Breakfast at Tiffany's is not what it used to be.
The Fifth Avenue jewelry retailer's gilt-edged image has been tarnished during the last several years as the company's parent, Avon Products, encouraged Tiffany to accelerate and increase efforts to reach out to a larger cross-section of consumers.
But when Tiffany & Co. opens a new store offering jewelry, silver and china this morning in Boston's fashionable Copley Place, it will mark the beginning of the company's return to serving the affluent customers who made it one of the world's preeminent retailers.
Last week, an international investor group led by Tiffany Chairman William R. Chaney announced that they would return the chain to private ownership by purchasing it from Avon for $135.5 million in cash.

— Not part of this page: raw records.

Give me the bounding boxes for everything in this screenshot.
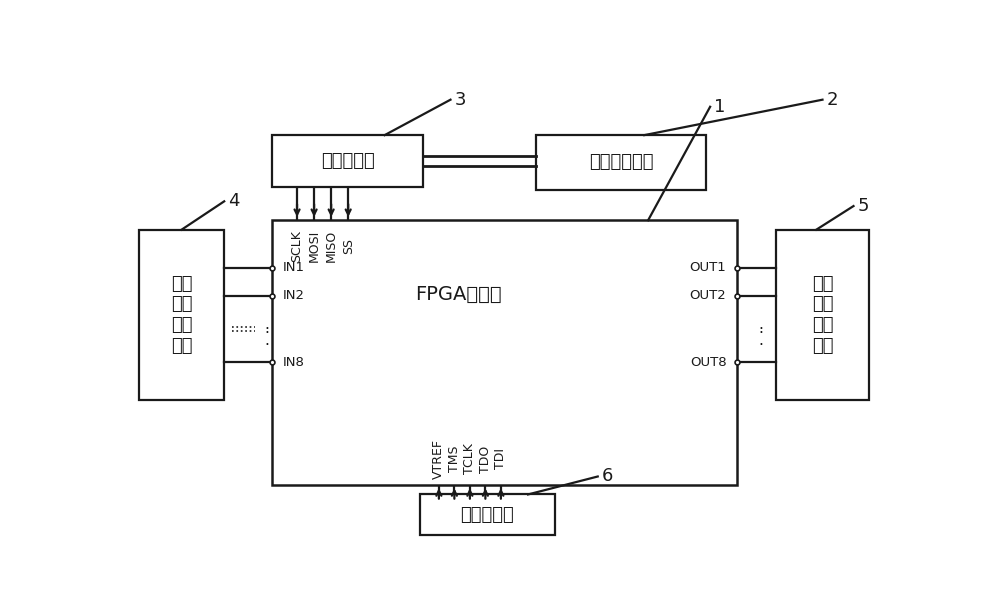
Text: IN2: IN2	[283, 289, 305, 302]
Text: 2: 2	[826, 91, 838, 109]
Text: 人机交互模块: 人机交互模块	[589, 154, 653, 171]
Bar	[420, 494, 555, 535]
Text: OUT1: OUT1	[690, 261, 726, 274]
Text: 可编程模块: 可编程模块	[460, 505, 514, 524]
Text: TDO: TDO	[479, 445, 492, 473]
Bar	[139, 230, 224, 400]
Text: 控制
信号
驱动
模块: 控制 信号 驱动 模块	[812, 274, 833, 355]
Text: 3: 3	[454, 91, 466, 109]
Text: .: .	[758, 333, 763, 348]
Text: FPGA主控器: FPGA主控器	[415, 285, 502, 304]
Text: IN8: IN8	[283, 356, 305, 368]
Text: .: .	[758, 317, 763, 332]
Text: 以太网模块: 以太网模块	[321, 152, 375, 170]
Text: TDI: TDI	[494, 448, 507, 470]
Text: VTREF: VTREF	[432, 439, 445, 479]
Text: .: .	[264, 317, 269, 332]
Bar	[536, 135, 706, 190]
Text: .: .	[264, 333, 269, 348]
Text: 1: 1	[714, 98, 725, 116]
Text: 6: 6	[602, 467, 613, 486]
Bar	[272, 135, 423, 187]
Text: IN1: IN1	[283, 261, 305, 274]
Text: TCLK: TCLK	[463, 443, 476, 475]
Text: MOSI: MOSI	[308, 230, 321, 262]
Text: OUT2: OUT2	[690, 289, 726, 302]
Text: SS: SS	[342, 238, 355, 254]
Text: MISO: MISO	[325, 230, 338, 262]
Text: 状态
信号
反馈
模块: 状态 信号 反馈 模块	[171, 274, 192, 355]
Bar	[272, 220, 737, 485]
Text: SCLK: SCLK	[291, 230, 304, 262]
Text: .: .	[758, 322, 763, 336]
Text: 4: 4	[228, 192, 240, 211]
Text: OUT8: OUT8	[690, 356, 726, 368]
Text: 5: 5	[857, 197, 869, 215]
Bar	[776, 230, 869, 400]
Text: .: .	[264, 322, 269, 336]
Text: TMS: TMS	[448, 446, 461, 472]
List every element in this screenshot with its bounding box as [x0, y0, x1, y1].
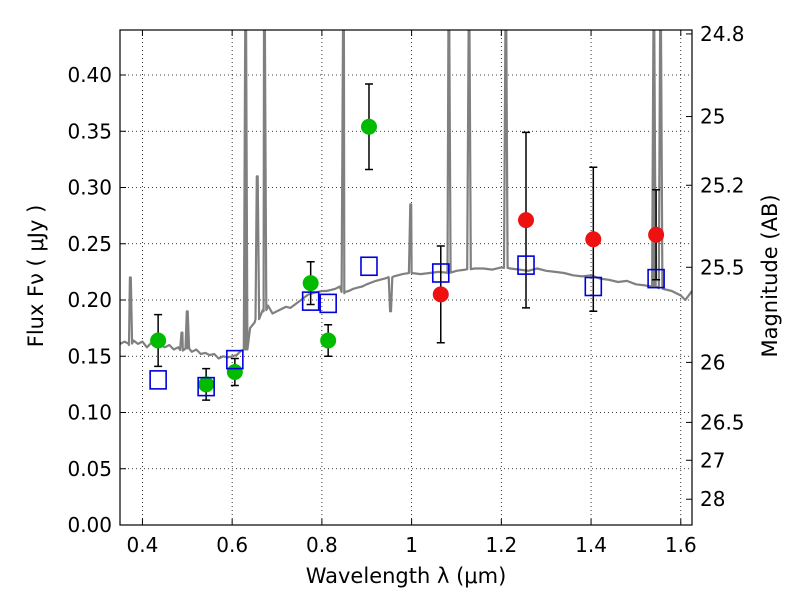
- model-point-square: [360, 256, 378, 277]
- y-tick-label: 0.30: [67, 176, 112, 200]
- mag-tick-label: 26: [700, 350, 725, 374]
- data-point-circle: [648, 226, 665, 243]
- data-point-circle: [360, 118, 377, 135]
- mag-tick-label: 25.2: [700, 173, 745, 197]
- data-point-circle: [320, 332, 337, 349]
- model-point-square: [647, 268, 665, 289]
- data-point-circle: [585, 231, 602, 248]
- data-markers: [149, 118, 665, 397]
- data-point-circle: [198, 376, 215, 393]
- model-point-square: [226, 349, 244, 370]
- x-tick-label: 0.6: [216, 533, 248, 557]
- y-axis-label-left: Flux Fν ( μJy ): [24, 205, 48, 348]
- model-point-square: [149, 370, 167, 390]
- y-axis-label-right: Magnitude (AB): [758, 194, 782, 357]
- model-point-square: [301, 291, 320, 311]
- grid: [120, 30, 692, 525]
- x-tick-label: 1.2: [485, 533, 517, 557]
- mag-tick-label: 26.5: [700, 410, 745, 434]
- spectrum-line: [120, 30, 692, 360]
- x-tick-label: 0.4: [127, 533, 159, 557]
- data-point-circle: [432, 286, 449, 303]
- y-tick-label: 0.15: [67, 344, 112, 368]
- x-tick-label: 1: [405, 533, 418, 557]
- data-point-circle: [518, 212, 535, 229]
- mag-tick-label: 24.8: [700, 22, 745, 46]
- plot-frame: [119, 29, 693, 526]
- mag-tick-label: 28: [700, 487, 725, 511]
- x-tick-label: 1.6: [665, 533, 697, 557]
- model-point-square: [584, 276, 603, 297]
- data-point-circle: [226, 364, 243, 380]
- data-point-circle: [150, 332, 167, 349]
- y-tick-label: 0.00: [67, 513, 112, 537]
- model-spectrum: [120, 30, 692, 360]
- y-tick-label: 0.05: [67, 457, 112, 481]
- y-tick-label: 0.20: [67, 288, 112, 312]
- x-tick-label: 0.8: [306, 533, 338, 557]
- model-point-square: [319, 293, 337, 314]
- mag-tick-label: 27: [700, 448, 725, 472]
- x-axis-label: Wavelength λ (μm): [306, 564, 507, 588]
- model-point-square: [431, 263, 450, 283]
- y-tick-label: 0.10: [67, 401, 112, 425]
- y-tick-label: 0.35: [67, 119, 112, 143]
- axis-ticks: 0.4 0.6 0.8 1 1.2 1.4 1.6 0.00 0.05 0.10 0.15 0.20 0…: [67, 22, 744, 557]
- y-tick-label: 0.40: [67, 63, 112, 87]
- mag-tick-label: 25.5: [700, 255, 745, 279]
- model-point-square: [517, 255, 535, 275]
- model-point-square: [197, 376, 215, 397]
- x-tick-label: 1.4: [575, 533, 607, 557]
- y-tick-label: 0.25: [67, 232, 112, 256]
- data-point-circle: [302, 275, 319, 292]
- mag-tick-label: 25: [700, 105, 725, 129]
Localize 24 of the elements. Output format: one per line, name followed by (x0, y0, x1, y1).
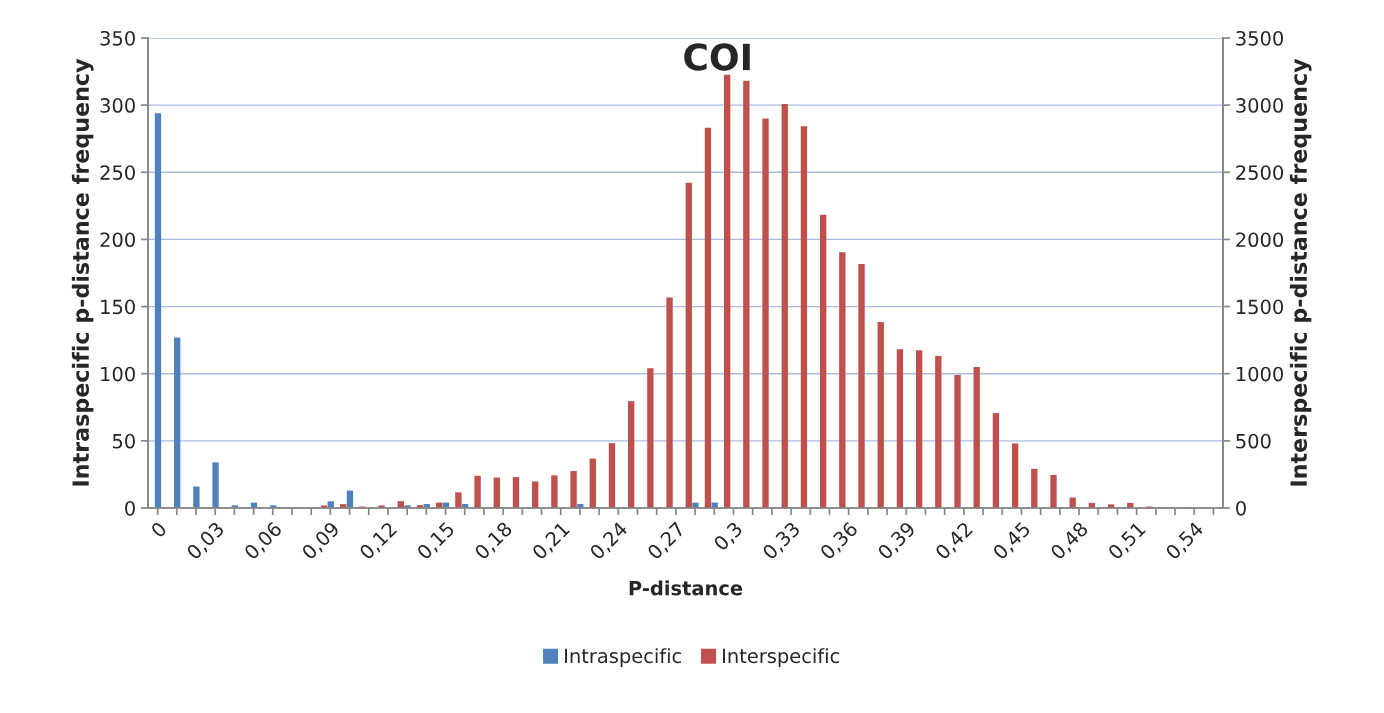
y-tick-label: 50 (112, 433, 135, 449)
y2-tick-label: 3000 (1236, 98, 1283, 113)
y-tick-label: 100 (101, 366, 135, 382)
y2-tick-label: 1000 (1236, 366, 1283, 382)
y-axis-title: Intraspecific p-distance frequency (71, 58, 94, 486)
y2-tick-label: 1500 (1236, 299, 1283, 315)
y2-axis-title: Interspecific p-distance frequency (1289, 58, 1312, 486)
y2-tick-label: 3500 (1236, 30, 1283, 46)
y-tick-label: 200 (100, 232, 135, 248)
y2-tick-label: 2000 (1236, 232, 1283, 248)
y-tick-label: 300 (100, 98, 135, 113)
x-tick-label: 0,3 (712, 521, 745, 553)
x-tick-label: 0 (150, 520, 168, 539)
chart-title: COI (684, 43, 750, 71)
y-tick-label: 350 (100, 30, 135, 46)
y-tick-label: 0 (125, 500, 135, 516)
y2-tick-label: 2500 (1236, 165, 1283, 180)
y2-tick-label: 500 (1236, 433, 1271, 449)
x-axis-title: P-distance (629, 580, 743, 596)
y-tick-label: 250 (100, 165, 135, 180)
legend-label: Intraspecific (565, 648, 682, 667)
y-tick-label: 150 (101, 299, 135, 315)
y2-tick-label: 0 (1236, 500, 1246, 516)
legend-label: Interspecific (723, 648, 840, 667)
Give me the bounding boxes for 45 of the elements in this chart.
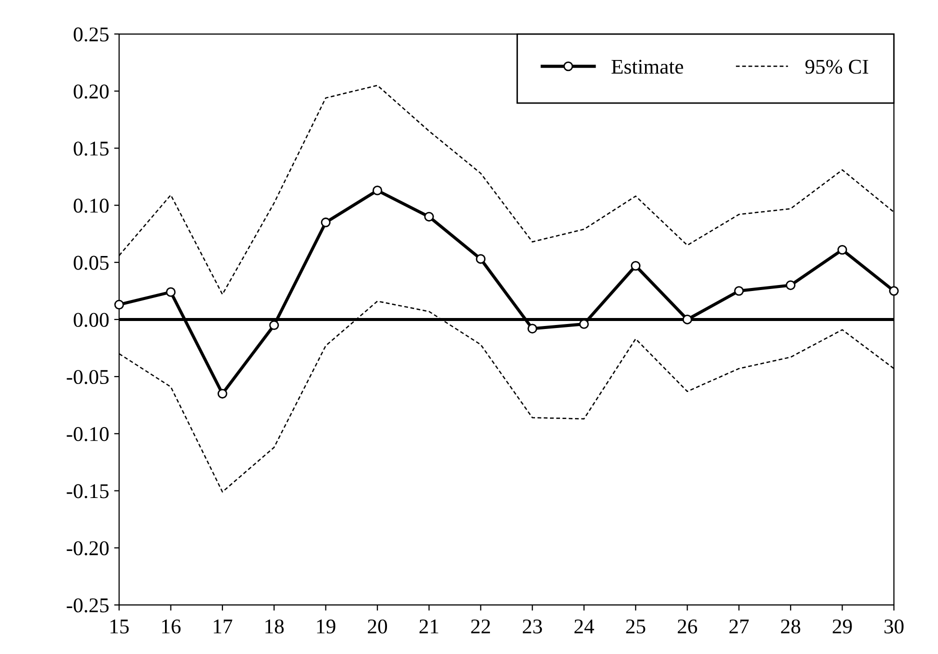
y-tick-label: -0.10 xyxy=(66,427,109,442)
point xyxy=(682,314,692,324)
x-tick-label: 17 xyxy=(214,620,232,634)
y-tick-label: 0.15 xyxy=(74,142,109,156)
x-tick-label: 19 xyxy=(317,620,336,634)
x-tick-label: 20 xyxy=(368,619,388,634)
y-tick-label: 0.25 xyxy=(74,27,109,42)
point xyxy=(527,324,538,334)
point xyxy=(630,260,641,271)
x-tick-label: 16 xyxy=(162,620,181,634)
y-tick-label: -0.05 xyxy=(66,370,109,384)
point xyxy=(320,218,331,228)
point xyxy=(166,287,176,297)
y-tick-label: 0.10 xyxy=(74,198,109,213)
x-tick-label: 21 xyxy=(420,620,438,634)
y-tick-label: 0.20 xyxy=(74,84,109,99)
x-tick-label: 30 xyxy=(884,619,904,634)
legend-label: 95% CI xyxy=(805,60,868,74)
point xyxy=(837,244,848,255)
point xyxy=(269,320,279,330)
y-tick-label: -0.15 xyxy=(66,484,109,498)
point xyxy=(424,212,434,222)
y-tick-label: 0.00 xyxy=(74,312,109,328)
x-tick-label: 29 xyxy=(832,620,852,634)
y-tick-label: -0.25 xyxy=(66,598,109,612)
point xyxy=(372,186,382,196)
legend-label: Estimate xyxy=(612,60,684,74)
point xyxy=(218,388,228,399)
point xyxy=(734,286,744,296)
x-tick-label: 24 xyxy=(574,620,594,634)
x-tick-label: 23 xyxy=(522,620,542,634)
x-tick-label: 27 xyxy=(729,620,749,634)
point xyxy=(114,300,124,310)
x-tick-label: 15 xyxy=(110,620,129,634)
point xyxy=(579,319,589,329)
y-tick-label: -0.20 xyxy=(66,541,109,556)
x-tick-label: 25 xyxy=(626,620,646,634)
x-tick-label: 26 xyxy=(678,620,698,634)
point xyxy=(786,280,796,290)
x-tick-label: 22 xyxy=(471,620,490,634)
y-tick-label: 0.05 xyxy=(74,256,109,270)
x-tick-label: 28 xyxy=(781,619,800,634)
x-tick-label: 18 xyxy=(266,619,284,634)
point xyxy=(476,254,486,264)
point xyxy=(889,286,899,296)
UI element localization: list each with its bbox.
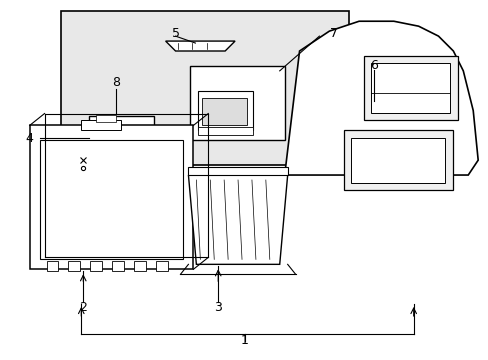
Bar (93, 138, 107, 150)
Bar (46, 261, 59, 271)
Bar (89, 116, 153, 155)
Bar (198, 127, 252, 135)
Text: 3: 3 (214, 301, 222, 314)
Bar (61, 11, 348, 165)
Bar (188, 167, 287, 175)
Bar (155, 261, 167, 271)
Bar (96, 114, 116, 122)
Bar (358, 103, 386, 130)
Bar (90, 261, 102, 271)
Bar (134, 261, 145, 271)
Bar (190, 66, 284, 140)
Bar (344, 130, 452, 190)
Polygon shape (188, 175, 287, 264)
Text: 7: 7 (329, 27, 338, 40)
Text: 6: 6 (369, 59, 377, 72)
Bar (129, 138, 142, 150)
Bar (68, 261, 80, 271)
Text: 4: 4 (26, 132, 34, 145)
Bar (111, 138, 124, 150)
Bar (202, 98, 246, 125)
Bar (112, 261, 123, 271)
Bar (81, 121, 121, 130)
Text: 1: 1 (241, 334, 248, 347)
Polygon shape (30, 125, 193, 269)
Bar (350, 138, 445, 183)
Text: 2: 2 (79, 301, 87, 314)
Bar (370, 63, 449, 113)
Polygon shape (165, 41, 235, 51)
Bar (364, 56, 457, 121)
Bar (40, 140, 183, 260)
Bar (198, 91, 252, 130)
Text: 8: 8 (112, 76, 120, 89)
Polygon shape (284, 21, 477, 175)
Text: 5: 5 (171, 27, 179, 40)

Chaney said yesterday the company will reverse the trend toward mass marketing that has offended many of the store's traditional customers.
"This marks a change in strategy," Chaney said. "We are going to go back to focusing on our traditional affluent customers and to pledging our full commitment to the standards of excellence and exclusivity. Our goal is to guide Tiffany into a new era."
The new Boston store is the eighth opened outside the famous location at Fifth Avenue and 57th Street in Manhattan. The others are in Atlanta, Beverly Hills, Chicago, Dallas, Houston, Kansas City and San Francisco.
Washingtonians will have to wait a long time before Tiffany considers entering the nation's capital. Chaney said he has his eye on opening new stores in London, Paris and other major cities abroad rather than adding new stores in the United States.
Avon purchased the 147-year-old jewelery store in 1979 for $104 million and spent about $53 million upgrading production, shipping and data processing.
Some of the innovations, such as Tiffany credit cards with payment deadlines, offended longtime Tiffany shoppers who were used to stretching out payments without any penalties.
Avon sold Tiffany after a two-month auction conducted by investment bankers at Morgan Stanley because it did not fit with Avon's strategy of concentrating on beauty, health care and direct mail products. At one time, Avon thought it would make Tiffany the center of a new specialty retail division.
Tiffany's 1983 sales of $125 million represented only 4 percent of Avon's approximately $3 billion in sales.
Profit margins at Tiffany improved a bit last year after declining to a 1982 low of $6.7 million in pretax income on sales of $115 million.
In 1977, the company earned slightly more, $6.9 million in pretax income, on sales of $47.8 million, less than half the 1982 total.
Corporate accounts that purchase mementos for incentives and service awards provide about 25 percent of Tiffany's sales, Chaney said. He believes this segment provides significant opportunities for growth, so the company is going to open a regional corporate sales office in Cincinnati. Tiffany already has such an office in Philadelphia and will consolidate its Boston corporate sales office into the new store opening this morning.
The controversy surrounding the trend toward the company's mass market retailing reached its peak when Tiffany designer Angela Cummings resigned last year after 18 years with the company to sell her designs through Bergdorf Goodman. She said at the time that she was concerned that Tiffany was becoming more like K mart than Cartier.
Chaney said yesterday he told Cummings her charges were unfair. He said she left for Bergdorf because of conflicts with other designers. Her designs accounted for approximately $10 million in sales, analysts said.
Chaney said the store's world-famous designers, Elsa Peretti, Jean Schlumberger and Paloma Picasso (daughter of the late artist Pablo Picasso), provide a strong base on top of which the company has built its own internal design capability in the last few years.
Chaney, who believes it is an exaggeration to say that Tiffany has become a mass marketer, said the company has continued to offer high-priced items of the finest quality.
"We have a $2.9 million diamond necklace available for sale right now," Chaney said.